Genau das – oder zumindest etwas Ähnliches – scheint mir inzwischen allerdings geschehen zu sein. Schaut man in das Nachmittagsprogramm eines beliebigen deutschen Privatfernsehsenders könnte man meinen, gerade in die zugegebenermaßen wenig interessanten Probeaufnahmen zugegebenermaßen äußerst billigen und inspirationslosen Retro-Dogma-Produktionen geraten zu sein. Sendungen wie BERLIN - TAG & NACHT (RTL II) oder MITTEN IM LEBEN (RTL) erfüllen, ob nun bewusst oder unbewusst – wohl eher letzteres – nicht wenige der von den dänischen Filminnovatoren zum Manifest ausformulierten Richtlinien. Zur Verwendung kommen ausschließlich Laiendarsteller, die zumeist wirken, als hätten sie noch nie in ihren Leben einen auswendiggelernten Satz aufsagen müssen, die Kameraarbeit ist schmucklos, unprofessionell, die Qualität der Gesamtproduktion derart gering, dass sie im Grunde schon aus dem Raster des Messbaren fällt. In gewisser Weise unterbieten solche Pseudo-Dokus, oder scripted-reality-Formate, oder Pseudo-Doku-Soaps, oder Skript-Dokus, oder wie auch immer man umschreiben möchte, wozu einem eigentlich die Worte fehlen, das Dogma-Prinzip jedoch noch, indem sie ihm rauben, was an ihm noch Kunst, d.h. etwas mit der sogenannten Realität nicht Kongruentes, über sie Hinausführendes, sie gleichsam Transzendierendes, gewesen ist. Jeder, der, um noch einmal die beiden wohl berühmtesten Dogma-Filme zu nennen, FESTEN oder IDIOTERNE gesehen hat, wird mir zustimmen: beide Werke wirken ungemein authentisch, vermitteln einem das Gefühl, mitten im nicht selten unangenehmen Geschehen zu sein, und trotzdem sind sie beide genuin filmisch in dem Sinne, dass sie ihr Publikum weit über das hinausziehen, was allein in ihren Wackelkamerabildern steckt. Sie sind ästhetisch, emotional, narrativ ergreifend, und damit eben genau das, was die oben erwähnten Fernsehproduktionen offenbar gar nicht sein wollen. In einer allabendlich versendeten Serienchose wie BERLIN – TAG & NACHT ist jeglicher Funken von Kreativität, scheint es mir, gänzlich erstorben. Unsympathische Menschen tun belanglose Alltagsdinge vor Kameras, die nichts weiter sind als unbeteiligte Betrachter, deren Linsen in sterbenslangweiliger Kunstlosigkeit apathisch all den Banalitäten zusehen. Einmal mehr wird deutlich, dass man eine Sache, eine Theorie, eine Ideologie soweit ausreizen kann, dass sie sich am Ende in ihr Gegenteil verkehrt.

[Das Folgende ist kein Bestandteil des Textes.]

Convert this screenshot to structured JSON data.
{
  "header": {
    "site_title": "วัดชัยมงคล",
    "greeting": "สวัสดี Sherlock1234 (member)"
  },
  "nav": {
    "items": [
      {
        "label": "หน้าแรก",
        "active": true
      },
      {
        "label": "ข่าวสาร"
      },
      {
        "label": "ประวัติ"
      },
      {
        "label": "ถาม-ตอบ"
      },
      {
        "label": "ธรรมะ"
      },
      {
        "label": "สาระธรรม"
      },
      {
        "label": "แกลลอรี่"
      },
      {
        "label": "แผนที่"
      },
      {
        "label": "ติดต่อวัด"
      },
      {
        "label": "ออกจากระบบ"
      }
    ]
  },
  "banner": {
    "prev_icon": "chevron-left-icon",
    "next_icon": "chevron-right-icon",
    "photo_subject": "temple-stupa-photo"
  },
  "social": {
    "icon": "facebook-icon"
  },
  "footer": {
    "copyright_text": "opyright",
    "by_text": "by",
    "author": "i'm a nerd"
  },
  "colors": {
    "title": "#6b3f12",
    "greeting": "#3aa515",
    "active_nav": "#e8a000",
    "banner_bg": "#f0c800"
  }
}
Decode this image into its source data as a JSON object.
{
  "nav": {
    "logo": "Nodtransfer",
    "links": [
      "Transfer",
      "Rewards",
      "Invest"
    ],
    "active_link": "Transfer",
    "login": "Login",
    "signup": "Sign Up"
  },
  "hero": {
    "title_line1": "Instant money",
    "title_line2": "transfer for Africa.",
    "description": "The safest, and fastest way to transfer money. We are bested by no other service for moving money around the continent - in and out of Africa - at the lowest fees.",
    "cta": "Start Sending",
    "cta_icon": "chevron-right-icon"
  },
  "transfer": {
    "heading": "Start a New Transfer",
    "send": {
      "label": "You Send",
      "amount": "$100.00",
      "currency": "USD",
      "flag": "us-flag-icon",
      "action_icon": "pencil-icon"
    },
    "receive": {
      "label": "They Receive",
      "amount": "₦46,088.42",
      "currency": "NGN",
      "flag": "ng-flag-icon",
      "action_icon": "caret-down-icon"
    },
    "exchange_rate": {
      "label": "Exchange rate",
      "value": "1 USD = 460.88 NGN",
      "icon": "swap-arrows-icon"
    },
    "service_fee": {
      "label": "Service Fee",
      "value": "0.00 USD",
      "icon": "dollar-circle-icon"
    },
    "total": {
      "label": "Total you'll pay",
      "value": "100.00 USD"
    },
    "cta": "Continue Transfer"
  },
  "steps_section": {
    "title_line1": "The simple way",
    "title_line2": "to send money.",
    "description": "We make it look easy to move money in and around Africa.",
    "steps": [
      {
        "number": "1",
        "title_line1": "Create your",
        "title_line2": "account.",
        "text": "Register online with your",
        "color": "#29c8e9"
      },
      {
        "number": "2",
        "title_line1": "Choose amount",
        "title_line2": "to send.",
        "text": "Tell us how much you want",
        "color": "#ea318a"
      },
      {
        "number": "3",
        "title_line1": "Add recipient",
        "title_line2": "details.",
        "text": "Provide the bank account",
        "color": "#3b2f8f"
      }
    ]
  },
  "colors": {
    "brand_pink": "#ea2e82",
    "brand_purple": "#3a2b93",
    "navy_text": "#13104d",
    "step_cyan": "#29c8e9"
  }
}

BERLIN – TAG & NACHT, mag man jetzt sagen, das ist nun aber glücklicherweise noch immer, solange jedenfalls niemand auf die Idee kommt, parallel zur Serie einen abendfüllenden Spielfilm zu drehen, zum späteren Wegwerfen bestimmte Fernsehunterhaltung, nach der in kurzer Zeit schon kein Hahn mehr krähen wird. Das stimmt, antworte ich, und muss mit einem Entsetzen, das mir noch immer in den Knochen steckt, davon erzählen, dass mir kürzlich zum ersten Mal ein Machwerk untergekommen ist, das qualitativ, inszenatorisch, ästhetisch rein gar nichts von einer beliebigen BERLIN – TAG & NACHT-Folge unterscheidet, bei dem es sich jedoch um einen offiziell auf DVD oder Blu-Ray vermarkteten Spielfilm – einen Genre-Film sogar – handelt. RAW 2 – DAS TAGEBUCH DER GRETE MÜLLER ist, wie der Titel schon andeutet, das Sequel zu einem Werk namens RAW – DER FLUCH DER GRETE MÜLLER, das vom gleichen Regisseur, Marcel Walz, ein Jahr zuvor auf die geplagte Menschheit losgelassen wurde. RAW 2 bildet gleichzeitig den logischen, wenn auch erschütternden, Schlusspunkt zu einer Entwicklung, die man durch das gesamte bisherige Oeuvre des Nürnberger Jungfilmers nachverfolgen kann.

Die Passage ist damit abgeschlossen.